“It’s Still Alive,” by Jill Lapore. The New Yorker, 2/12 & 19, 2018. (Coinciding with the recent re-release of the original book, Frankenstein, in paperback by Penguin Classics.)
Let’s quickly pass over what most of us know: Frankenstein was written by Mary Shelley, wife of (or cohabitant with) the famous English Romantic poet Percy Shelley. “Frankenstein” refers to Victor Frankenstein, a university student and creator of the monster, not the monster itself, who is nameless. Victor Frankenstein is the narrator, telling the story to a friend.
Mary Shelley’s full name was Mary Wollstonecraft Godwin Shelley. She came from intellectual royalty. Wollstonecraft was her mother’s maiden name, Mary Wollstonecraft, a famous feminist, Godwin was her father’s name, a well-known philosopher, and Shelley was her married name. Her mother died soon after giving birth to her. She began writing the book, Frankenstein; or, the Modern Prometheus, when she was eighteen, two years after the birth of her first child, who died after 11 days. She became pregnant again only weeks after her first baby died and was still nursing this second baby when she began writing Frankenstein. She published the book anonymously in 1818.

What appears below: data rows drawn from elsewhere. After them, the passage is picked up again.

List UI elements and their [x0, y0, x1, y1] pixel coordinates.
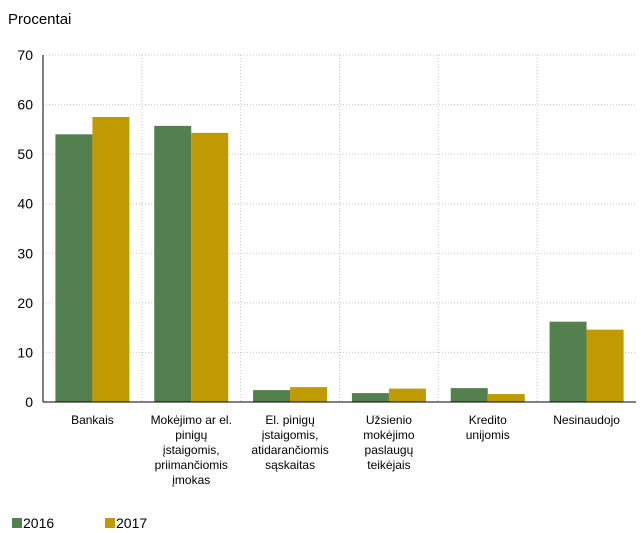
x-categories: Bankais Mokėjimo ar el. pinigų įstaigomis, p… [71, 413, 620, 487]
grid [43, 54, 636, 402]
x-category-line: Kredito [469, 413, 507, 427]
y-axis-label: Procentai [8, 11, 71, 28]
bar-2016 [351, 393, 389, 402]
x-category-line: mokėjimo [363, 428, 415, 442]
bar-2016 [450, 388, 488, 402]
bars [55, 116, 624, 403]
legend-label: 2017 [116, 515, 147, 531]
legend-swatch-2016 [12, 518, 22, 528]
y-tick-label: 40 [17, 196, 33, 212]
x-category-line: sąskaitas [265, 458, 315, 472]
x-category-line: Užsienio [366, 413, 412, 427]
x-category-line: pinigų [175, 428, 207, 442]
legend-swatch-2017 [105, 518, 115, 528]
x-category-line: Nesinaudojo [553, 413, 620, 427]
legend: 2016 2017 [12, 515, 147, 531]
y-tick-label: 10 [17, 344, 33, 360]
bar-2016 [253, 390, 291, 402]
x-category-label: El. pinigų įstaigomis, atidarančiomis sąska… [251, 413, 328, 472]
bar-2017 [191, 132, 229, 402]
x-category-line: unijomis [466, 428, 510, 442]
x-category-line: Mokėjimo ar el. [151, 413, 232, 427]
bar-2016 [154, 125, 192, 402]
x-category-label: Užsienio mokėjimo paslaugų teikėjais [363, 413, 415, 472]
x-category-line: įmokas [172, 473, 210, 487]
bar-2016 [549, 321, 587, 402]
x-category-line: priimančiomis [155, 458, 228, 472]
bar-2017 [290, 387, 328, 402]
y-tick-label: 60 [17, 97, 33, 113]
bar-2017 [388, 388, 426, 402]
x-category-line: įstaigomis, [163, 443, 220, 457]
legend-label: 2016 [23, 515, 54, 531]
x-category-line: atidarančiomis [251, 443, 328, 457]
bar-2017 [92, 116, 130, 402]
x-category-label: Kredito unijomis [466, 413, 510, 442]
axes [42, 55, 636, 403]
bar-2017 [487, 394, 525, 402]
y-tick-label: 0 [25, 394, 33, 410]
y-tick-label: 30 [17, 245, 33, 261]
y-tick-label: 20 [17, 295, 33, 311]
bar-2016 [55, 134, 93, 403]
x-category-label: Mokėjimo ar el. pinigų įstaigomis, priimanč… [151, 413, 232, 487]
y-ticks: 0 10 20 30 40 50 60 70 [17, 47, 33, 410]
y-tick-label: 50 [17, 146, 33, 162]
x-category-line: įstaigomis, [262, 428, 319, 442]
x-category-line: El. pinigų [265, 413, 315, 427]
x-category-label: Bankais [71, 413, 114, 427]
x-category-line: paslaugų [365, 443, 414, 457]
y-tick-label: 70 [17, 47, 33, 63]
x-category-label: Nesinaudojo [553, 413, 620, 427]
x-category-line: teikėjais [367, 458, 410, 472]
x-category-line: Bankais [71, 413, 114, 427]
bar-2017 [586, 329, 624, 402]
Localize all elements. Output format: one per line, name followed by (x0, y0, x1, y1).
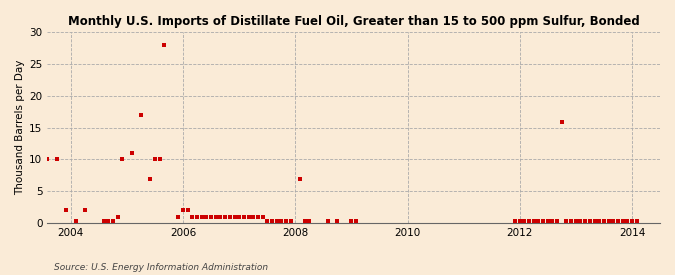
Point (267, 219, 277, 223)
Point (617, 219, 628, 223)
Point (585, 219, 595, 223)
Point (206, 214, 217, 219)
Point (14, 214, 25, 219)
Point (182, 208, 193, 213)
Point (631, 219, 642, 223)
Point (538, 219, 549, 223)
Point (178, 208, 188, 213)
Point (350, 219, 361, 223)
Point (70, 218, 81, 223)
Point (196, 214, 207, 219)
Point (603, 219, 614, 223)
Point (626, 219, 637, 223)
Point (150, 157, 161, 162)
Point (594, 219, 605, 223)
Point (234, 214, 244, 219)
Point (126, 151, 137, 155)
Point (201, 214, 212, 219)
Point (281, 219, 292, 223)
Point (229, 214, 240, 219)
Point (533, 219, 544, 223)
Point (575, 219, 586, 223)
Point (117, 157, 128, 162)
Point (612, 219, 623, 223)
Point (80, 208, 90, 213)
Point (519, 219, 530, 223)
Point (622, 219, 632, 223)
Point (51, 157, 62, 162)
Point (271, 219, 282, 223)
Point (155, 157, 165, 162)
Point (286, 219, 296, 223)
Point (159, 43, 170, 47)
Point (103, 219, 113, 223)
Point (580, 219, 591, 223)
Title: Monthly U.S. Imports of Distillate Fuel Oil, Greater than 15 to 500 ppm Sulfur, : Monthly U.S. Imports of Distillate Fuel … (68, 15, 639, 28)
Y-axis label: Thousand Barrels per Day: Thousand Barrels per Day (15, 60, 25, 195)
Point (257, 214, 268, 219)
Point (211, 214, 221, 219)
Point (299, 219, 310, 223)
Point (294, 176, 305, 181)
Point (107, 219, 118, 223)
Point (276, 219, 287, 223)
Point (98, 219, 109, 223)
Point (42, 157, 53, 162)
Point (566, 219, 576, 223)
Point (332, 219, 343, 223)
Point (252, 214, 263, 219)
Point (561, 219, 572, 223)
Point (224, 214, 235, 219)
Point (543, 219, 554, 223)
Point (524, 219, 535, 223)
Point (112, 214, 123, 219)
Point (514, 219, 525, 223)
Point (547, 219, 558, 223)
Point (145, 176, 156, 181)
Point (323, 219, 333, 223)
Point (304, 219, 315, 223)
Point (61, 208, 72, 213)
Point (173, 214, 184, 219)
Text: Source: U.S. Energy Information Administration: Source: U.S. Energy Information Administ… (54, 263, 268, 272)
Point (346, 219, 357, 223)
Point (24, 208, 34, 213)
Point (589, 219, 600, 223)
Point (248, 214, 259, 219)
Point (551, 219, 562, 223)
Point (215, 214, 226, 219)
Point (187, 214, 198, 219)
Point (556, 120, 567, 125)
Point (243, 214, 254, 219)
Point (192, 214, 202, 219)
Point (570, 219, 581, 223)
Point (599, 219, 610, 223)
Point (510, 219, 520, 223)
Point (238, 214, 249, 219)
Point (608, 219, 619, 223)
Point (529, 219, 539, 223)
Point (136, 112, 146, 117)
Point (220, 214, 231, 219)
Point (262, 219, 273, 223)
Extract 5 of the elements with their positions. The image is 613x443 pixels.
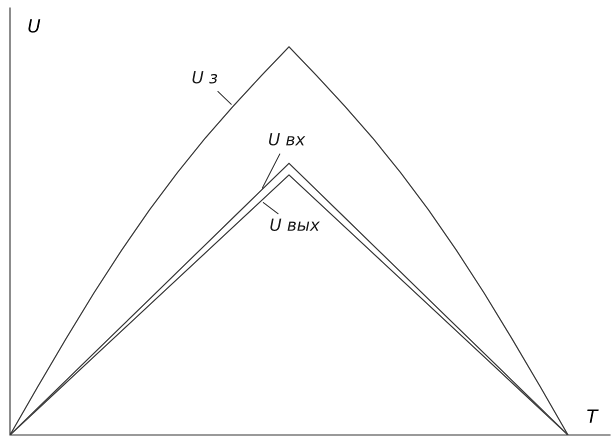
legend-label: U вых <box>270 218 320 232</box>
x-axis-title: T <box>587 410 599 423</box>
series-label: U з <box>192 71 218 84</box>
series-label: U вх <box>269 133 306 146</box>
y-axis-title: U <box>28 19 40 33</box>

Percy Shelley’s hero was William Godwin, Mary’s father. Lord Byron met up with Mary, Percy Shelley, and Claire Clairmont, Mary’s stepsister, in Geneva, forming a group one biographer called “The League of Incest.” That was the famous group that one night began a contest of writing horror stories out of boredom.
People often said all Mary had done was piece together the writings of her father and husband. Mary went along with this story to avoid the scandal of her own writing.
Misconceptions not in the book: Victor Frankenstein was not a crazed baron living in a castle; there was no Igor; there was no Teri Garr; there was no life-giving lightening storm (the monster was given life by some unexplained elemental principle), the monster was not stitched together from disinterred dead parts (dead parts, yes, but the parts came from a dissection room and a slaughter house). The monster was not a shuffling, grunting subhuman. He was, in the book, exceptionally articulate, who taught himself first to talk and then to read, and then educated himself by his reading (this was too much of a stretch for many).
Much of the book, surprisingly, is on the abolition of slavery, and the monster is a metaphor for a slave, living under someone else with the power of life and death. Mary’s depiction of the monster is clearly African in his physical characteristics. In later 19th century movies and stage productions, he is dressed as an African and wears face paint. He tells Victor Frankenstein, “Increase of knowledge only discovered to me more clearly what a wretched outcast I was. . . . Cursed, cursed creator! Why did I live?” These comments mirror those of Fredric Douglas who was born into slavery the same year Frankenstein was published. Mary was such an abolitionist, she refused to eat sugar because of its association with slavery.